AN ECO-CHAMPION has launched a campaign to ban cars within York’s Bar Walls.

John Cossham, a former Green council candidate for Hull Road, who tries to live an ultra-green lifestyle in his own home, claims it is time to consider pedestrianising the entire city centre.

He says other European cities, such as Groningen in the Netherlands, have realised that old walled cities with narrow streets are not compatible with the private car and have banned through traffic, and he foresees York following suit soon.

“When I moved to York in the 1980s there was heated debate about whether Deangate beside the Minster ought to be closed to motor traffic,” he said.

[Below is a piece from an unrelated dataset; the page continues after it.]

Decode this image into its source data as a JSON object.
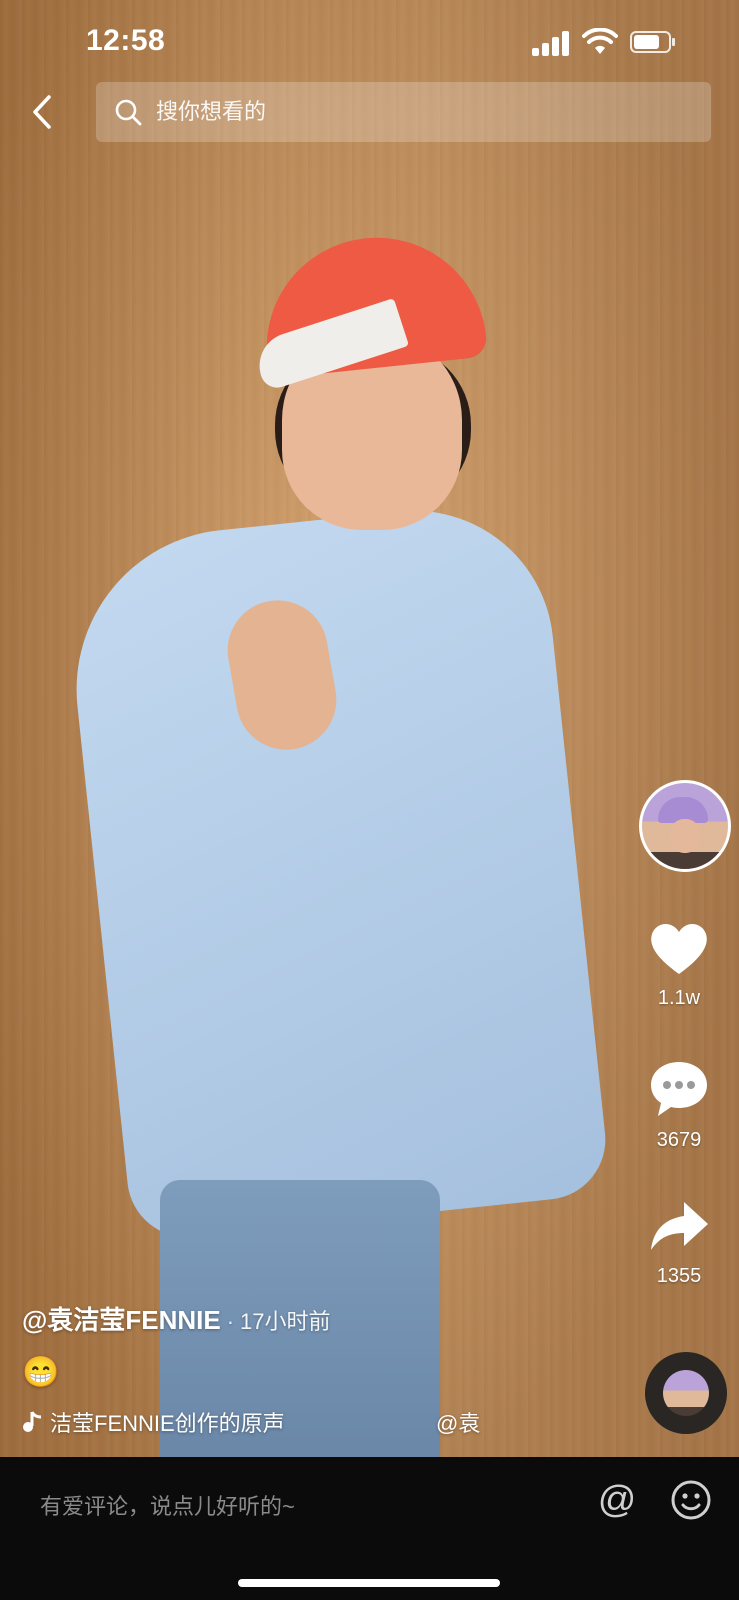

“The dinosaurs were braying about their right to drive through from Goodramgate to Duncombe Place and the enlightened people were saying: ‘Let’s give it a try’.

“I’m sure that everyone agrees that we’d never go back to having cars zipping through this lovely pedestrian area now.”

He also thought the daytime ban on private cars in The Stonebow, enforced by rising bollards, had improved the environment.

“Other car-free cities have seen improved business for local traders, reduced air pollution, noise pollution and accidents. Provision is made for disabled people, public transport and cyclists.”

Mr Cossham said he had started a campaign to explore, debate, trial and adopt a car-free city centre, within the walls. Although the campaign went no further than Facebook at this stage, he planned a public meeting this autumn to start the discussion.

The Press has reported before how Mr Cossham, also known as the children’s entertainer Professor Fiddlesticks, has a straw trap to ensure his used bath and washing up water is suitable for garden use, cooks food and heats water with near-carbon neutral smoke-free wood burning stoves, and composts leftovers.

Less traffic call

A SENIOR York councillor says he wants much less traffic in the city centre – but claims Mr Cossham’s initiative would depend on substantial investment in public transport and ring road improvements, which is unlikely in the present economic climate.

Coun Steve Galloway, executive member for city strategy, said the authority was already increasing the number of pedestrian areas, with Fossgate likely to be next on the list when funding became available.

He said many people now lived within the bar walls and their needs had to be respected.